After all that singeing law, Jesus is announcing the gospel of his death and resurrection. He will be put to death outside the city and God will raise him up from the trash heap of death and he will see the light of life and become the Cornerstone of the church. And “The one who trusts in him will never be put to shame.” (1 Peter 2:5)
This is how the foolishness of God works, and how he is pleased to save those who believe in his insane love. “To you who believe, this stone is precious,” and “you also like living stone are being built into a spiritual house to be a holy priesthood… You are a chosen people, a royal priesthood, a holy nation, God’s special possession.” 1 Peter 2:5,7,9. Do you realize what’s happening. 3) God is making trash into treasure. You may not prefer to be called trash in the first place, but we better get over it, because it’s the “God’s honest truth” about what we were, and now he’s turning lost and condemned creatures into his holy precious treasure, and he’s doing it through faith in the righteous work of Christ the Cornerstone.

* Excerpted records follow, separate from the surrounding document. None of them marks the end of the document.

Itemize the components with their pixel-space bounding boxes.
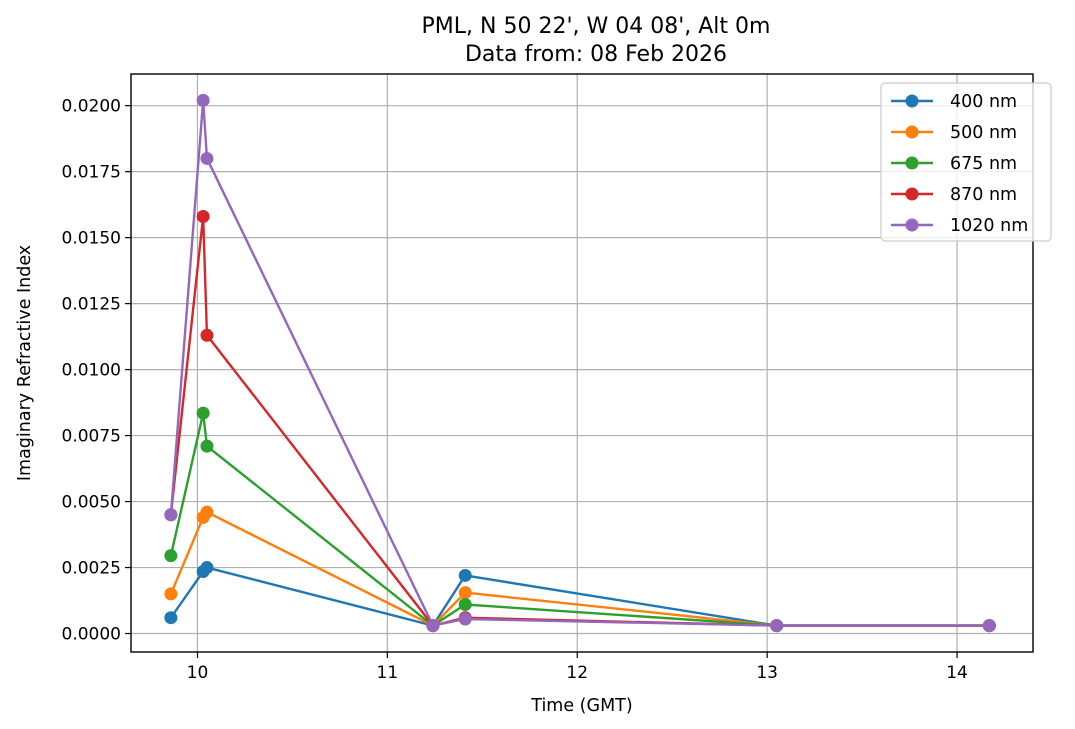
y-tick-label: 0.0050 <box>62 493 121 513</box>
plot-frame <box>130 73 1034 653</box>
x-axis-label: Time (GMT) <box>530 696 632 716</box>
legend-label-400-nm: 400 nm <box>950 92 1017 112</box>
x-tick-label: 10 <box>187 663 209 683</box>
x-tick-label: 12 <box>566 663 588 683</box>
data-point-500-nm <box>164 587 178 601</box>
axis-ticks: 10 11 12 13 14 0.0000 0.0025 0.0050 0.0075 0.0100… <box>62 97 968 683</box>
data-point-1020-nm <box>196 93 210 107</box>
x-tick-label: 13 <box>756 663 778 683</box>
y-tick-label: 0.0100 <box>62 361 121 381</box>
legend-marker-675-nm <box>905 156 919 170</box>
data-point-675-nm <box>458 597 472 611</box>
y-tick-label: 0.0000 <box>62 625 121 645</box>
y-tick-label: 0.0025 <box>62 559 121 579</box>
data-point-675-nm <box>200 439 214 453</box>
chart-title-line2: Data from: 08 Feb 2026 <box>465 42 727 67</box>
legend-marker-500-nm <box>905 125 919 139</box>
data-point-1020-nm <box>164 508 178 522</box>
legend-label-870-nm: 870 nm <box>950 185 1017 205</box>
grid <box>131 74 1033 652</box>
data-point-1020-nm <box>200 151 214 165</box>
legend: 400 nm 500 nm 675 nm 870 nm 1020 nm <box>880 82 1052 242</box>
series-layer <box>164 93 996 633</box>
data-point-1020-nm <box>458 612 472 626</box>
legend-label-500-nm: 500 nm <box>950 123 1017 143</box>
data-point-400-nm <box>200 561 214 575</box>
x-tick-label: 11 <box>377 663 399 683</box>
y-tick-label: 0.0175 <box>62 163 121 183</box>
chart-title-line1: PML, N 50 22', W 04 08', Alt 0m <box>422 14 771 39</box>
data-point-1020-nm <box>982 619 996 633</box>
data-point-400-nm <box>164 611 178 625</box>
data-point-870-nm <box>196 210 210 224</box>
legend-marker-400-nm <box>905 94 919 108</box>
data-point-500-nm <box>458 586 472 600</box>
data-point-675-nm <box>164 549 178 563</box>
legend-frame <box>880 82 1052 242</box>
legend-label-675-nm: 675 nm <box>950 154 1017 174</box>
legend-label-1020-nm: 1020 nm <box>950 216 1028 236</box>
y-tick-label: 0.0150 <box>62 229 121 249</box>
x-tick-label: 14 <box>946 663 968 683</box>
data-point-1020-nm <box>770 619 784 633</box>
legend-marker-1020-nm <box>905 218 919 232</box>
y-tick-label: 0.0075 <box>62 427 121 447</box>
y-axis-label: Imaginary Refractive Index <box>15 245 35 481</box>
data-point-500-nm <box>200 505 214 519</box>
y-tick-label: 0.0125 <box>62 295 121 315</box>
data-point-675-nm <box>196 406 210 420</box>
y-tick-label: 0.0200 <box>62 97 121 117</box>
legend-marker-870-nm <box>905 187 919 201</box>
data-point-1020-nm <box>426 619 440 633</box>
data-point-870-nm <box>200 328 214 342</box>
data-point-400-nm <box>458 568 472 582</box>
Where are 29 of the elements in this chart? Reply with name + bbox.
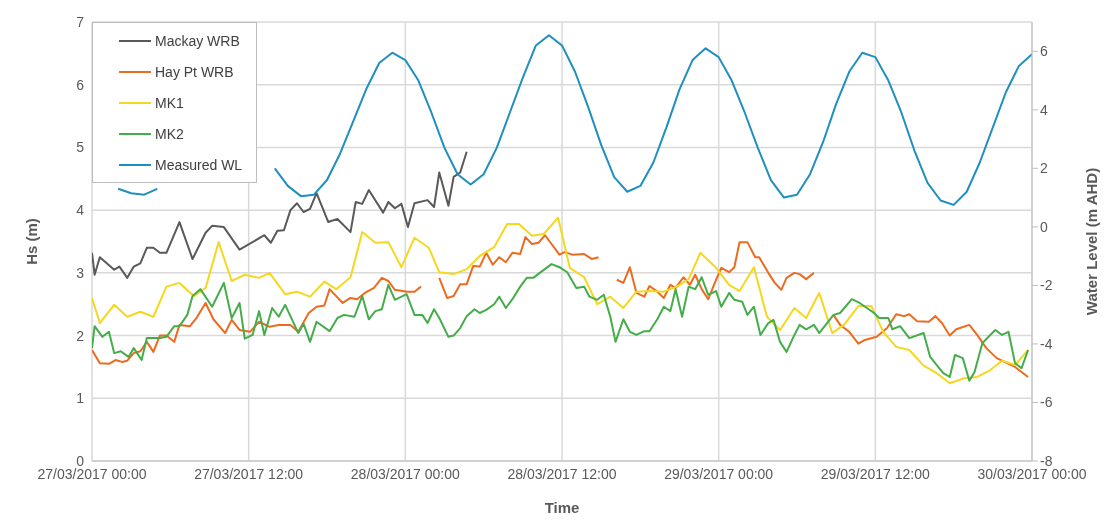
y-tick-label: 6 <box>76 76 85 93</box>
y2-tick-label: 6 <box>1040 43 1048 60</box>
x-tick-label: 29/03/2017 00:00 <box>664 465 774 482</box>
y2-axis-title: Water Level (m AHD) <box>1083 167 1101 316</box>
y2-tick-label: -4 <box>1040 335 1053 352</box>
line-series <box>92 150 468 279</box>
y2-tick-label: 2 <box>1040 160 1048 177</box>
x-tick-label: 28/03/2017 00:00 <box>350 465 461 482</box>
legend-label: Hay Pt WRB <box>155 63 234 80</box>
y2-tick-label: 4 <box>1040 101 1048 118</box>
legend-label: MK2 <box>155 125 184 142</box>
x-tick-label: 27/03/2017 12:00 <box>194 465 304 482</box>
y-tick-label: 2 <box>76 327 85 344</box>
y-axis-title: Hs (m) <box>23 218 41 265</box>
x-axis-title: Time <box>544 499 580 516</box>
line-series <box>92 263 1030 382</box>
legend-label: Mackay WRB <box>155 32 240 49</box>
legend-label: MK1 <box>155 94 184 111</box>
y2-tick-label: -6 <box>1040 394 1053 411</box>
y-tick-label: 7 <box>76 13 85 30</box>
y-tick-label: 4 <box>76 202 85 219</box>
y-tick-label: 5 <box>76 139 85 156</box>
y-tick-label: 3 <box>76 264 85 281</box>
x-tick-label: 28/03/2017 12:00 <box>507 465 617 482</box>
y-tick-label: 1 <box>76 390 85 407</box>
y2-tick-label: 0 <box>1040 218 1048 235</box>
y2-tick-label: -2 <box>1040 277 1053 294</box>
legend-label: Measured WL <box>155 156 243 173</box>
x-tick-label: 29/03/2017 12:00 <box>820 465 931 482</box>
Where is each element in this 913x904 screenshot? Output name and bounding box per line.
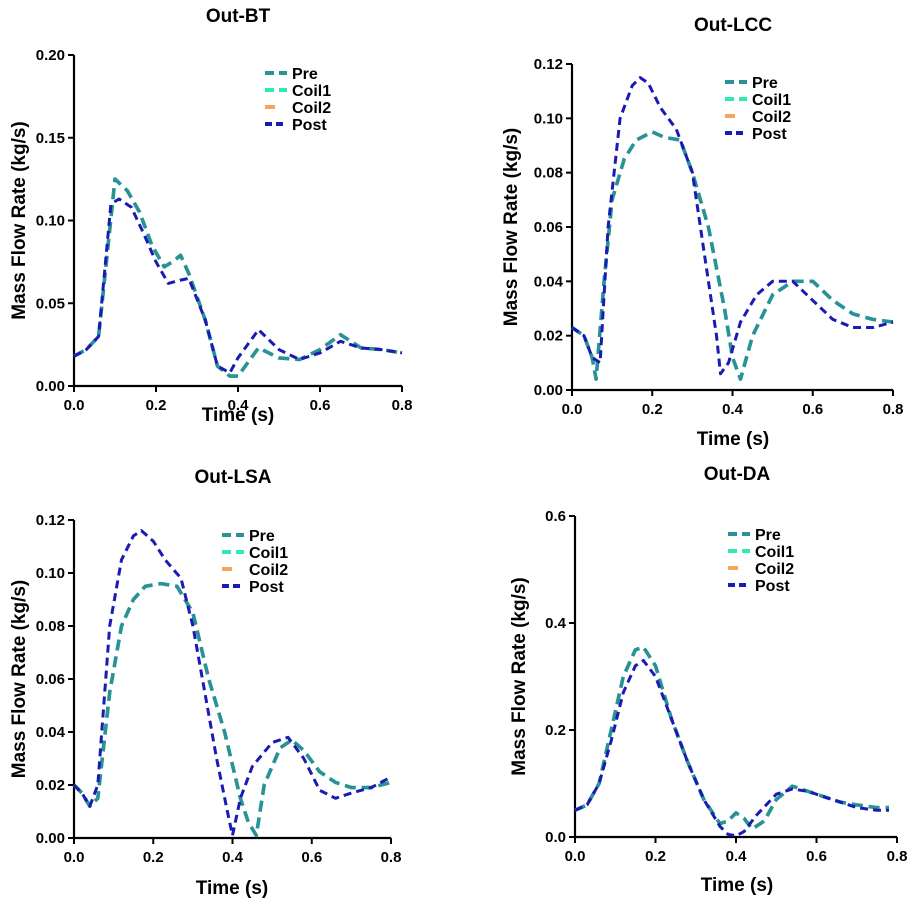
y-tick-label: 0.02 bbox=[534, 328, 563, 345]
x-tick-label: 0.6 bbox=[310, 397, 331, 414]
legend-label-coil2: Coil2 bbox=[755, 561, 794, 578]
series-line-pre bbox=[570, 130, 894, 381]
x-tick-label: 0.8 bbox=[887, 848, 908, 865]
y-tick-label: 0.08 bbox=[36, 618, 65, 635]
chart-title: Out-LCC bbox=[694, 15, 772, 36]
y-tick-label: 0.6 bbox=[545, 508, 566, 525]
y-tick-label: 0.02 bbox=[36, 777, 65, 794]
legend-label-coil1: Coil1 bbox=[249, 545, 288, 562]
chart-out-lsa: Out-LSA 0.00 0.02 0.04 0.06 0.08 0.10 0.12 0.0 0.… bbox=[9, 467, 401, 899]
chart-out-bt: Out-BT 0.00 0.05 0.10 0.15 0.20 0.0 0.2 0.4 0.6 0.… bbox=[9, 6, 412, 426]
legend-label-pre: Pre bbox=[755, 527, 781, 544]
x-tick-label: 0.6 bbox=[301, 849, 322, 866]
x-tick-label: 0.8 bbox=[392, 397, 413, 414]
series-line-pre bbox=[72, 581, 392, 838]
y-tick-label: 0.00 bbox=[36, 378, 65, 395]
x-tick-label: 0.2 bbox=[645, 848, 666, 865]
chart-title: Out-LSA bbox=[194, 467, 271, 488]
x-tick-label: 0.0 bbox=[64, 849, 85, 866]
x-tick-label: 0.4 bbox=[228, 397, 250, 414]
y-tick-label: 0.00 bbox=[36, 830, 65, 847]
x-tick-label: 0.6 bbox=[802, 401, 823, 418]
x-tick-label: 0.0 bbox=[565, 848, 586, 865]
x-tick-label: 0.2 bbox=[642, 401, 663, 418]
y-tick-label: 0.00 bbox=[534, 382, 563, 399]
x-axis-label: Time (s) bbox=[202, 405, 275, 426]
y-tick-label: 0.4 bbox=[545, 615, 567, 632]
y-tick-label: 0.04 bbox=[36, 724, 66, 741]
legend-label-coil1: Coil1 bbox=[292, 83, 331, 100]
y-tick-label: 0.10 bbox=[36, 565, 65, 582]
x-tick-label: 0.8 bbox=[883, 401, 904, 418]
x-tick-label: 0.4 bbox=[722, 401, 744, 418]
x-axis-label: Time (s) bbox=[697, 429, 770, 450]
y-tick-label: 0.12 bbox=[36, 512, 65, 529]
series-line-coil1 bbox=[571, 130, 894, 381]
series-line-post bbox=[571, 76, 894, 376]
series-line-post bbox=[72, 529, 392, 837]
legend-label-coil2: Coil2 bbox=[752, 109, 791, 126]
y-axis-label: Mass Flow Rate (kg/s) bbox=[9, 580, 30, 779]
y-tick-label: 0.04 bbox=[534, 273, 564, 290]
chart-out-lcc: Out-LCC 0.00 0.02 0.04 0.06 0.08 0.10 0.12 0.0 0.… bbox=[501, 15, 903, 450]
y-tick-label: 0.0 bbox=[545, 829, 566, 846]
chart-title: Out-BT bbox=[206, 6, 271, 27]
x-axis-label: Time (s) bbox=[196, 878, 269, 899]
y-tick-label: 0.05 bbox=[36, 295, 65, 312]
y-tick-label: 0.20 bbox=[36, 47, 65, 64]
y-tick-label: 0.06 bbox=[534, 219, 563, 236]
y-axis-label: Mass Flow Rate (kg/s) bbox=[501, 128, 522, 327]
x-tick-label: 0.2 bbox=[146, 397, 167, 414]
x-tick-label: 0.4 bbox=[222, 849, 244, 866]
y-tick-label: 0.08 bbox=[534, 165, 563, 182]
y-axis-label: Mass Flow Rate (kg/s) bbox=[9, 121, 30, 320]
legend-label-pre: Pre bbox=[292, 66, 318, 83]
chart-out-da: Out-DA 0.0 0.2 0.4 0.6 0.0 0.2 0.4 0.6 0.8 Time (s… bbox=[509, 464, 907, 896]
chart-title: Out-DA bbox=[704, 464, 771, 485]
legend-label-post: Post bbox=[249, 579, 284, 596]
y-tick-label: 0.15 bbox=[36, 130, 65, 147]
y-tick-label: 0.2 bbox=[545, 722, 566, 739]
series-line-coil1 bbox=[72, 581, 392, 838]
x-tick-label: 0.2 bbox=[143, 849, 164, 866]
legend-label-coil1: Coil1 bbox=[752, 92, 791, 109]
legend-label-post: Post bbox=[292, 117, 327, 134]
legend-label-post: Post bbox=[752, 126, 787, 143]
x-tick-label: 0.0 bbox=[562, 401, 583, 418]
series-line-coil2 bbox=[73, 582, 392, 837]
legend-label-pre: Pre bbox=[752, 75, 778, 92]
y-tick-label: 0.10 bbox=[534, 110, 563, 127]
series-line-post bbox=[574, 659, 889, 838]
x-tick-label: 0.0 bbox=[64, 397, 85, 414]
series-line-post bbox=[73, 197, 403, 375]
series-line-coil2 bbox=[571, 130, 894, 381]
y-tick-label: 0.10 bbox=[36, 213, 65, 230]
y-tick-label: 0.06 bbox=[36, 671, 65, 688]
x-axis-label: Time (s) bbox=[701, 875, 774, 896]
y-axis-label: Mass Flow Rate (kg/s) bbox=[509, 577, 530, 776]
legend-label-pre: Pre bbox=[249, 528, 275, 545]
x-tick-label: 0.6 bbox=[806, 848, 827, 865]
legend-label-post: Post bbox=[755, 578, 790, 595]
x-tick-label: 0.8 bbox=[381, 849, 402, 866]
y-tick-label: 0.12 bbox=[534, 56, 563, 73]
legend-label-coil2: Coil2 bbox=[249, 562, 288, 579]
x-tick-label: 0.4 bbox=[726, 848, 748, 865]
legend-label-coil1: Coil1 bbox=[755, 544, 794, 561]
legend-label-coil2: Coil2 bbox=[292, 100, 331, 117]
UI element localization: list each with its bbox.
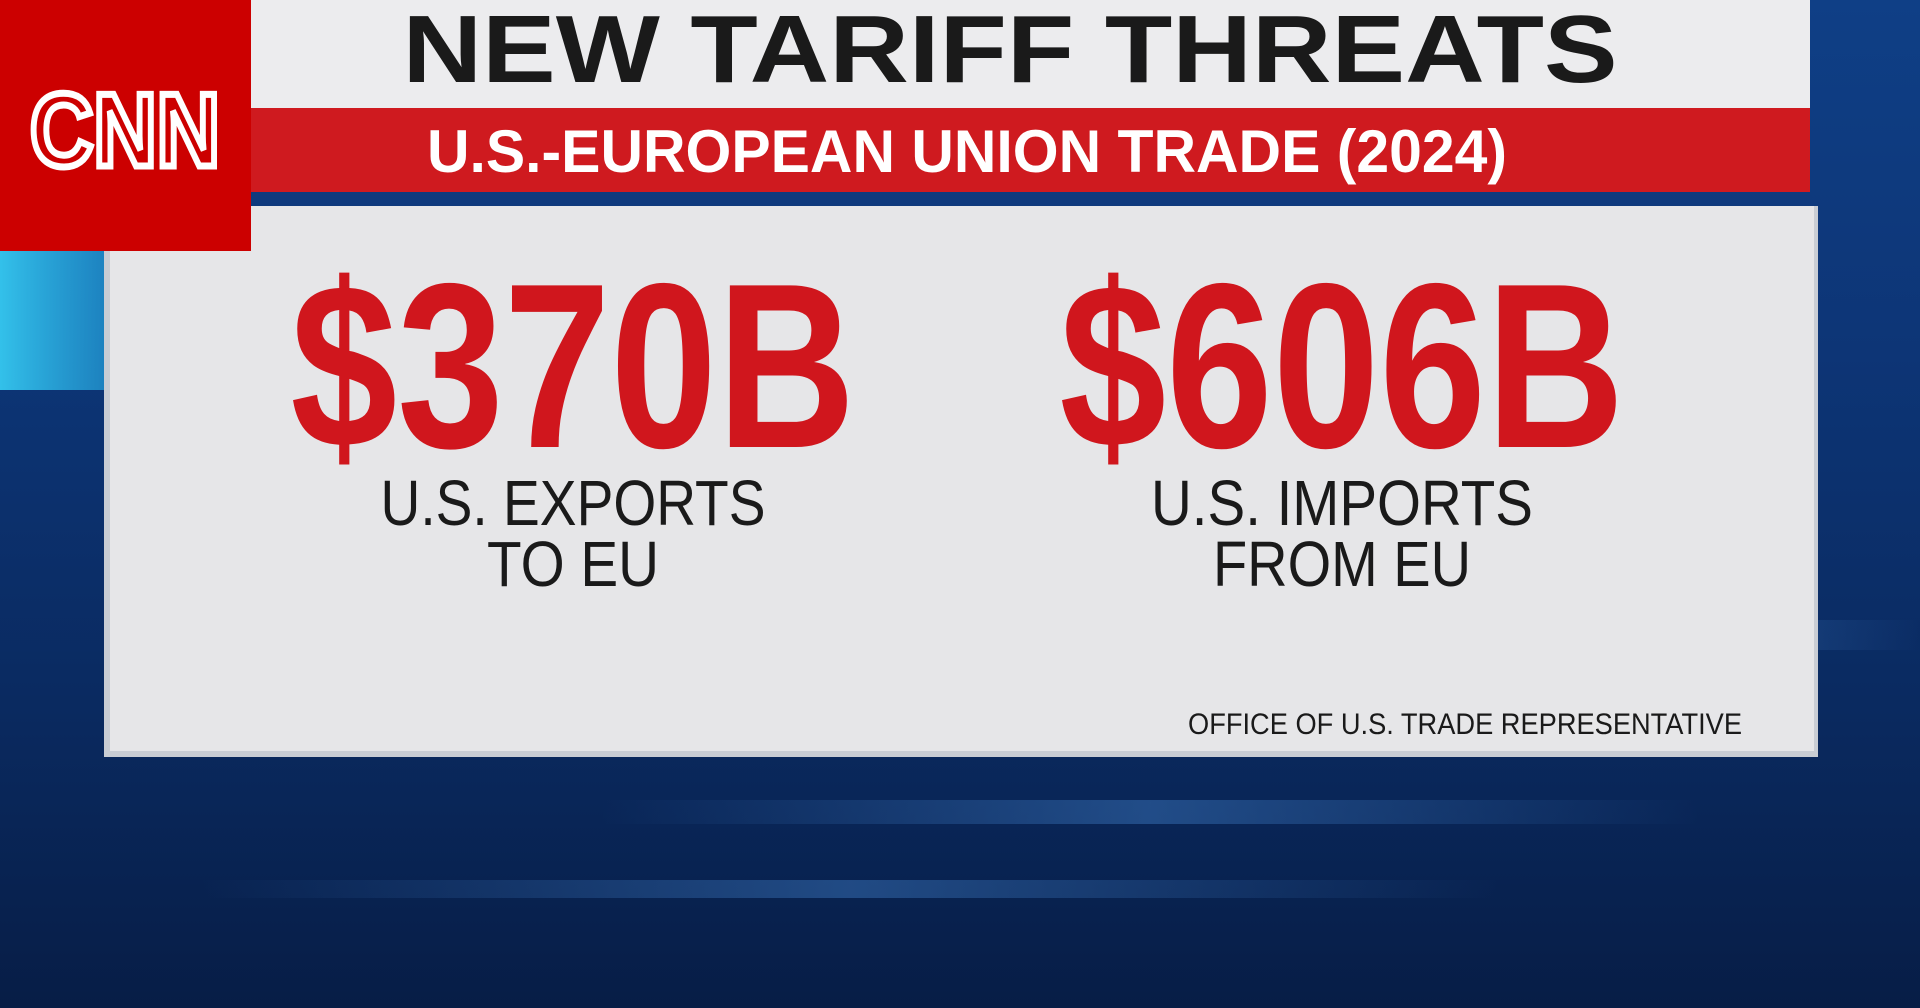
logo: CNN <box>30 73 220 189</box>
subtitle-band <box>251 108 1810 192</box>
logo-box <box>0 0 251 251</box>
background-streak <box>600 800 1700 824</box>
background-streak <box>200 880 1500 898</box>
title: NEW TARIFF THREATS <box>403 0 1618 103</box>
subtitle: U.S.-EUROPEAN UNION TRADE (2024) <box>427 118 1507 185</box>
stat-value: $606B <box>1060 234 1625 497</box>
stat-value: $370B <box>291 234 856 497</box>
panel <box>110 206 1814 751</box>
title-band <box>251 0 1810 108</box>
source: OFFICE OF U.S. TRADE REPRESENTATIVE <box>1188 708 1742 741</box>
stat-label: U.S. EXPORTS <box>381 467 766 539</box>
stat-label: FROM EU <box>1213 528 1471 600</box>
stat-label: TO EU <box>487 528 659 600</box>
stat-label: U.S. IMPORTS <box>1151 467 1533 539</box>
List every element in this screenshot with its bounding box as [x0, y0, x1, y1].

Let’s do a quick recap of all that. 1) God runs after the trash blowing away. He relentlessly pursues us. 2) Then he hides his precious treasure, his own Son in the trash. And he does that in order 3) to make trash into his holy treasure, so he could live forever with both his beloved Son and his redeemed holy children. And that brings us to our final point. The insanity of God’s love 4) changes our whole perspective about trash and treasure, about what’s important, what to keep and what to get rid of!
Think about Paul, who was one of the Jewish leaders after Jesus’ death. He continued the streak of persecuting the church and killing the Lord’s servants like Stephen, until the Lord knocked him off a donkey, changed his heart, and made him the chosen instrument to hand the vineyard over to the Gentiles. Now listen to him writing to the Philippians about all the things he used to hang his hat on. “I consider them garbage, that I may gain Christ and be found in him, not having a righteousness of my own that comes from the law, but that which is through faith in Christ.” (Philippians 3:9). Everything we loved and prized before becomes trash. The righteousness of Christ become our treasure, and we come to know the power of his resurrection that helps us attain to our resurrection.
As I meditated on these verses from Philippians, I couldn’t help but think of my friend Quianna. She was in the Bible instruction class I taught as a seminary senior in Milwaukee. I preached on these verses from Philippians at her adult confirmation. I got to preach about the righteousness of Christ that had become theirs through faith. They professed their faith, and their children were baptized.. Her and one of the other ladies attended my graduation from the seminary like they were my own family.
Then a few years later, after I was here in Appleton, I got a phone call that Quianna, had been tragically shot and killed. It was a terrible and confusing thing that had happened, but there was really only one thing that was important at that point. She had been clothed in the righteousness that comes from God on the basis of faith in Christ. She had become God’s treasure and now she had received the prize for which she’d been called heavenward. And the time she spent in God’s word learning those truths was the most important of her life.
My friends, treasure what is truly treasure and throw away the trash! Amen.